No need to rewrite shelve, Python's object persistence library. Example:

import shelve

d = shelve.open(filename) # open -- file may get suffix added by low-level
                          # library

d[key] = data   # store data at key (overwrites old data if
                # using an existing key)
data = d[key]   # retrieve a COPY of data at key (raise KeyError if no
                # such key)
del d[key]      # delete data stored at key (raises KeyError
                # if no such key)
flag = d.has_key(key)   # true if the key exists
klist = d.keys() # a list of all existing keys (slow!)

# as d was opened WITHOUT writeback=True, beware:
d['xx'] = range(4)  # this works as expected, but...
d['xx'].append(5)   # *this doesn't!* -- d['xx'] is STILL range(4)!

# having opened d without writeback=True, you need to code carefully:
temp = d['xx']      # extracts the copy
temp.append(5)      # mutates the copy
d['xx'] = temp      # stores the copy right back, to persist it

# or, d=shelve.open(filename,writeback=True) would let you just code
# d['xx'].append(5) and have it work as expected, BUT it would also
# consume more memory and make the d.close() operation slower.

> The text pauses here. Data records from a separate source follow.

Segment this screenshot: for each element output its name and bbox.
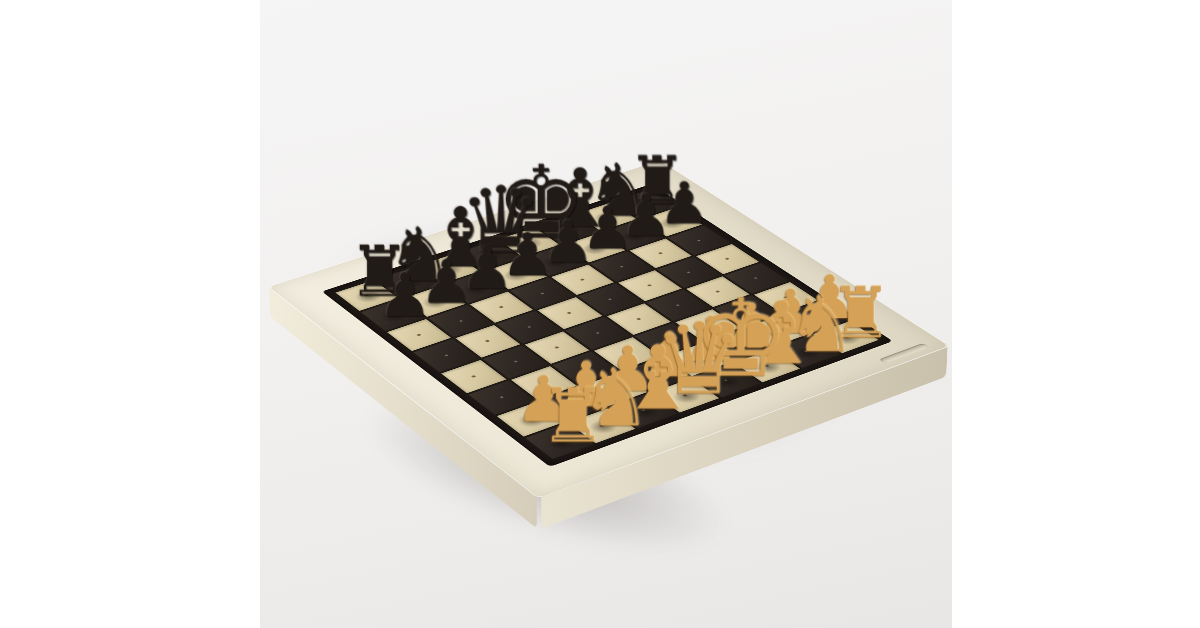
square-center-dot [444, 354, 448, 356]
chess-board-box: ♜♞♝♛♚♝♞♜♟♟♟♟♟♟♟♟♟♟♟♟♟♟♟♟♜♞♝♛♚♝♞♜ [268, 160, 951, 499]
black-pawn-a7: ♟ [378, 267, 432, 324]
scene: ♜♞♝♛♚♝♞♜♟♟♟♟♟♟♟♟♟♟♟♟♟♟♟♟♜♞♝♛♚♝♞♜ [260, 0, 952, 628]
square-center-dot [567, 312, 573, 315]
square-center-dot [608, 298, 612, 300]
white-rook-a1: ♜ [540, 381, 607, 452]
square-center-dot [725, 258, 730, 261]
square-center-dot [687, 271, 691, 273]
photo-canvas: ♜♞♝♛♚♝♞♜♟♟♟♟♟♟♟♟♟♟♟♟♟♟♟♟♜♞♝♛♚♝♞♜ [0, 0, 1200, 628]
square-center-dot [471, 375, 477, 378]
studio-backdrop: ♜♞♝♛♚♝♞♜♟♟♟♟♟♟♟♟♟♟♟♟♟♟♟♟♜♞♝♛♚♝♞♜ [260, 0, 952, 628]
square-center-dot [499, 306, 505, 309]
square-center-dot [527, 326, 531, 328]
square-center-dot [540, 292, 544, 294]
square-center-dot [658, 252, 663, 255]
square-center-dot [459, 320, 463, 322]
square-center-dot [647, 284, 653, 287]
square-center-dot [697, 239, 701, 241]
square-center-dot [635, 318, 641, 321]
square-center-dot [416, 334, 422, 337]
square-center-dot [580, 279, 585, 282]
square-center-dot [620, 266, 624, 268]
square-center-dot [485, 340, 491, 343]
square-center-dot [499, 396, 503, 398]
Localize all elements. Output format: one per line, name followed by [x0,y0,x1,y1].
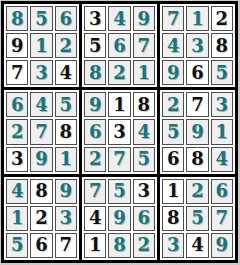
cell-r2c5[interactable]: 6 [108,33,130,58]
cell-r2c7[interactable]: 4 [162,33,184,58]
box-1: 856912734 [4,4,79,87]
cell-r9c4: 1 [84,233,106,258]
cell-r8c7: 8 [162,206,184,231]
cell-r4c8: 7 [186,92,208,117]
cell-r1c2[interactable]: 5 [30,6,52,31]
box-5: 918634275 [82,90,157,173]
cell-r3c4[interactable]: 8 [84,60,106,85]
sudoku-board: 8569127343495678217124389656452783919186… [1,1,238,263]
cell-r3c9[interactable]: 5 [211,60,233,85]
cell-r3c2[interactable]: 3 [30,60,52,85]
cell-r1c3[interactable]: 6 [55,6,77,31]
cell-r3c6[interactable]: 1 [133,60,155,85]
cell-r2c1: 9 [6,33,28,58]
cell-r5c4[interactable]: 6 [84,119,106,144]
cell-r7c8[interactable]: 2 [186,179,208,204]
cell-r4c2[interactable]: 4 [30,92,52,117]
cell-r6c5[interactable]: 7 [108,147,130,172]
cell-r9c7[interactable]: 3 [162,233,184,258]
cell-r7c9[interactable]: 6 [211,179,233,204]
cell-r5c5: 3 [108,119,130,144]
cell-r1c5[interactable]: 4 [108,6,130,31]
cell-r6c9[interactable]: 4 [211,147,233,172]
cell-r5c2[interactable]: 7 [30,119,52,144]
cell-r2c6[interactable]: 7 [133,33,155,58]
cell-r4c9[interactable]: 3 [211,92,233,117]
cell-r4c4[interactable]: 9 [84,92,106,117]
cell-r1c9: 2 [211,6,233,31]
cell-r9c5[interactable]: 8 [108,233,130,258]
cell-r4c5: 1 [108,92,130,117]
cell-r8c9[interactable]: 7 [211,206,233,231]
cell-r7c2: 8 [30,179,52,204]
cell-r5c7[interactable]: 5 [162,119,184,144]
cell-r7c4[interactable]: 7 [84,179,106,204]
cell-r6c8: 8 [186,147,208,172]
cell-r9c1[interactable]: 5 [6,233,28,258]
cell-r4c3[interactable]: 5 [55,92,77,117]
cell-r2c8[interactable]: 3 [186,33,208,58]
cell-r3c7[interactable]: 9 [162,60,184,85]
cell-r8c5[interactable]: 9 [108,206,130,231]
cell-r8c4: 4 [84,206,106,231]
cell-r7c5[interactable]: 5 [108,179,130,204]
cell-r6c1: 3 [6,147,28,172]
box-2: 349567821 [82,4,157,87]
cell-r2c3[interactable]: 2 [55,33,77,58]
cell-r1c4: 3 [84,6,106,31]
cell-r6c4[interactable]: 2 [84,147,106,172]
cell-r9c9[interactable]: 9 [211,233,233,258]
box-8: 753496182 [82,177,157,260]
cell-r7c1[interactable]: 4 [6,179,28,204]
box-9: 126857349 [160,177,235,260]
cell-r3c8: 6 [186,60,208,85]
cell-r7c6: 3 [133,179,155,204]
cell-r1c7[interactable]: 7 [162,6,184,31]
cell-r9c8: 4 [186,233,208,258]
cell-r5c3: 8 [55,119,77,144]
cell-r9c2: 6 [30,233,52,258]
cell-r6c7: 6 [162,147,184,172]
cell-r6c2[interactable]: 9 [30,147,52,172]
cell-r5c1[interactable]: 2 [6,119,28,144]
cell-r7c7: 1 [162,179,184,204]
cell-r4c6: 8 [133,92,155,117]
cell-r2c9: 8 [211,33,233,58]
cell-r1c1[interactable]: 8 [6,6,28,31]
cell-r8c2: 2 [30,206,52,231]
cell-r5c6[interactable]: 4 [133,119,155,144]
cell-r4c1[interactable]: 6 [6,92,28,117]
cell-r3c5[interactable]: 2 [108,60,130,85]
cell-r7c3[interactable]: 9 [55,179,77,204]
cell-r8c3[interactable]: 3 [55,206,77,231]
cell-r3c3: 4 [55,60,77,85]
cell-r2c4: 5 [84,33,106,58]
cell-r6c3[interactable]: 1 [55,147,77,172]
cell-r8c1[interactable]: 1 [6,206,28,231]
cell-r1c8[interactable]: 1 [186,6,208,31]
cell-r2c2[interactable]: 1 [30,33,52,58]
cell-r9c3: 7 [55,233,77,258]
cell-r9c6[interactable]: 2 [133,233,155,258]
box-3: 712438965 [160,4,235,87]
cell-r8c6[interactable]: 6 [133,206,155,231]
cell-r3c1: 7 [6,60,28,85]
cell-r5c8[interactable]: 9 [186,119,208,144]
box-4: 645278391 [4,90,79,173]
cell-r4c7[interactable]: 2 [162,92,184,117]
cell-r1c6[interactable]: 9 [133,6,155,31]
cell-r8c8[interactable]: 5 [186,206,208,231]
box-6: 273591684 [160,90,235,173]
cell-r6c6[interactable]: 5 [133,147,155,172]
box-7: 489123567 [4,177,79,260]
cell-r5c9[interactable]: 1 [211,119,233,144]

d.close()       # close it

Comments

0

If you're just want to recreate some class objects later, the easiest solution would be to dump their properties into a file and them read them back, creating the objects based on the contents.

See: http://docs.python.org/tutorial/inputoutput.html

2 Comments

No, this is not easy. It's a lot of additional typing and violates DRY (and therefore also carries the risk of getting out of sync).
The data structure is fairly complicated. The article you linked to advises against doing in manually and suggests pickle. Do you have any idea what might be causing my error?
-1

You can use cPickle, or Picke it doesn't matter. Open in binary mode (rb) , and try setting the protocol to -1.

Try something like this:

import cPickle

my_file= open('wohoo.file', 'wb')

largeObject=  Magic() #insert your logic here
cPickle.dump(largeObject, my_file, -1)
my_file.close()

other_file = open('wohoo.file', 'rb')
welcomeBack - cPickle.load(other_file )
other_file.close()

1 Comment

-1 Provably wrong, read again. It does find the file. It can even read it. It only fails to decode it into the encoding Python prefers.